Lee A. Kadel, information security analyst at Wheaton Franciscan Services Inc. (WFS), oversees security at the nonprofit's data center in Glendale, Wis., as well as connections to its 17 hospitals and more than 70 clinics in Colorado, Illinois, Iowa and Wisconsin. He was running nearly 100 security devices, including firewalls, intrusion-protection systems (IPS), virtual private network (VPN) concentrators and authentication servers, but had no way to gain overall insight into the security status of the network.

"We had to manually review the firewalls, manually review the VPN logs and monitor the security logs on the authentication servers," says Kadel. "There were some devices we couldn't manage easily because the volume of event log data was just too great."
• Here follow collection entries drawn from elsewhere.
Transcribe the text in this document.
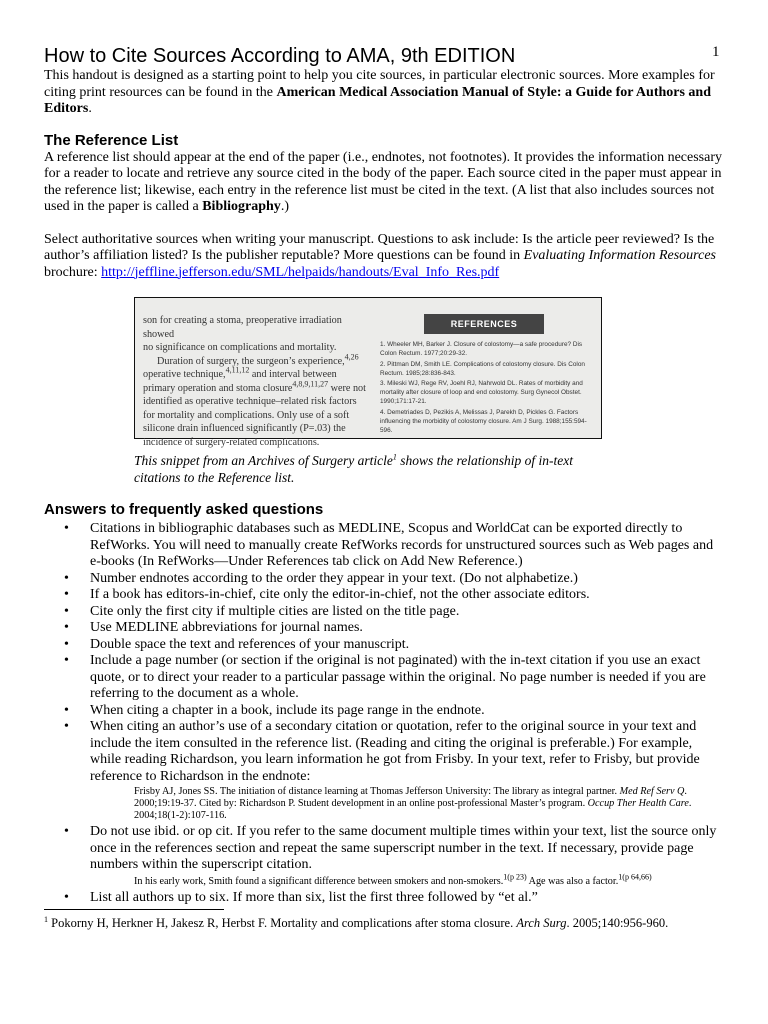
1
How to Cite Sources According to AMA, 9th EDITION

This handout is designed as a starting point to help you cite sources, in particular electronic sources. More examples for citing print resources can be found in the American Medical Association Manual of Style: a Guide for Authors and Editors.

The Reference List

A reference list should appear at the end of the paper (i.e., endnotes, not footnotes). It provides the information necessary for a reader to locate and retrieve any source cited in the body of the paper. Each source cited in the paper must appear in the reference list; likewise, each entry in the reference list must be cited in the text. (A list that also includes sources not used in the paper is called a Bibliography.)

Select authoritative sources when writing your manuscript. Questions to ask include: Is the article peer reviewed? Is the author’s affiliation listed? Is the publisher reputable? More questions can be found in Evaluating Information Resources brochure: http://jeffline.jefferson.edu/SML/helpaids/handouts/Eval_Info_Res.pdf

son for creating a stoma, preoperative irradiation showed
no significance on complications and mortality.
Duration of surgery, the surgeon’s experience,$^{4,26}$ operative technique,$^{4,11,12}$ and interval between primary operation and stoma closure$^{4,8,9,11,27}$ were not identified as operative technique–related risk factors for mortality and complications. Only use of a soft silicone drain influenced significantly (P=.03) the incidence of surgery-related complications.
REFERENCES
1. Wheeler MH, Barker J. Closure of colostomy—a safe procedure? Dis Colon Rectum. 1977;20:29-32.
2. Pittman DM, Smith LE. Complications of colostomy closure. Dis Colon Rectum. 1985;28:836-843.
3. Mileski WJ, Rege RV, Joehl RJ, Nahrwold DL. Rates of morbidity and mortality after closure of loop and end colostomy. Surg Gynecol Obstet. 1990;171:17-21.
4. Demetriades D, Pezikis A, Melissas J, Parekh D, Pickles G. Factors influencing the morbidity of colostomy closure. Am J Surg. 1988;155:594-596.
This snippet from an Archives of Surgery article$^1$ shows the relationship of in-text citations to the Reference list.
Answers to frequently asked questions
• Citations in bibliographic databases such as MEDLINE, Scopus and WorldCat can be exported directly to RefWorks. You will need to manually create RefWorks records for unstructured sources such as Web pages and e-books (In RefWorks—Under References tab click on Add New Reference.)
• Number endnotes according to the order they appear in your text. (Do not alphabetize.)
• If a book has editors-in-chief, cite only the editor-in-chief, not the other associate editors.
• Cite only the first city if multiple cities are listed on the title page.
• Use MEDLINE abbreviations for journal names.
• Double space the text and references of your manuscript.
• Include a page number (or section if the original is not paginated) with the in-text citation if you use an exact quote, or to direct your reader to a particular passage within the original. No page number is needed if you are referring to the document as a whole.
• When citing a chapter in a book, include its page range in the endnote.
• When citing an author’s use of a secondary citation or quotation, refer to the original source in your text and include the item consulted in the reference list. (Reading and citing the original is preferable.) For example, while reading Richardson, you learn information he got from Frisby. In your text, refer to Frisby, but provide reference to Richardson in the endnote:
Frisby AJ, Jones SS. The initiation of distance learning at Thomas Jefferson University: The library as integral partner. Med Ref Serv Q. 2000;19:19-37. Cited by: Richardson P. Student development in an online post-professional Master’s program. Occup Ther Health Care. 2004;18(1-2):107-116.
• Do not use ibid. or op cit. If you refer to the same document multiple times within your text, list the source only once in the references section and repeat the same superscript number in the text. If necessary, provide page numbers within the superscript citation.
In his early work, Smith found a significant difference between smokers and non-smokers.$^{1(p 23)}$ Age was also a factor.$^{1(p 64,66)}$
• List all authors up to six. If more than six, list the first three followed by “et al.”
$^1$ Pokorny H, Herkner H, Jakesz R, Herbst F. Mortality and complications after stoma closure. Arch Surg. 2005;140:956-960.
Like many other security managers, Kadel found that by installing a security information management console, he was able to cut down the monitoring workload and isolate threats earlier, as well as reduce downtime by discovering configuration errors.

Limited Dashboards

To bring security and reporting up to the level required for compliance with the Health Insurance Portability and Accountability Act, Kadel installed Edison, N.J.-based netForensics Inc.'s nFX Open Security Platform on five servers in an isolated storage-area network environment. NFX agents receive or collect the data from WFS's security devices. The data is translated into a common database format for storage, analysis and reporting.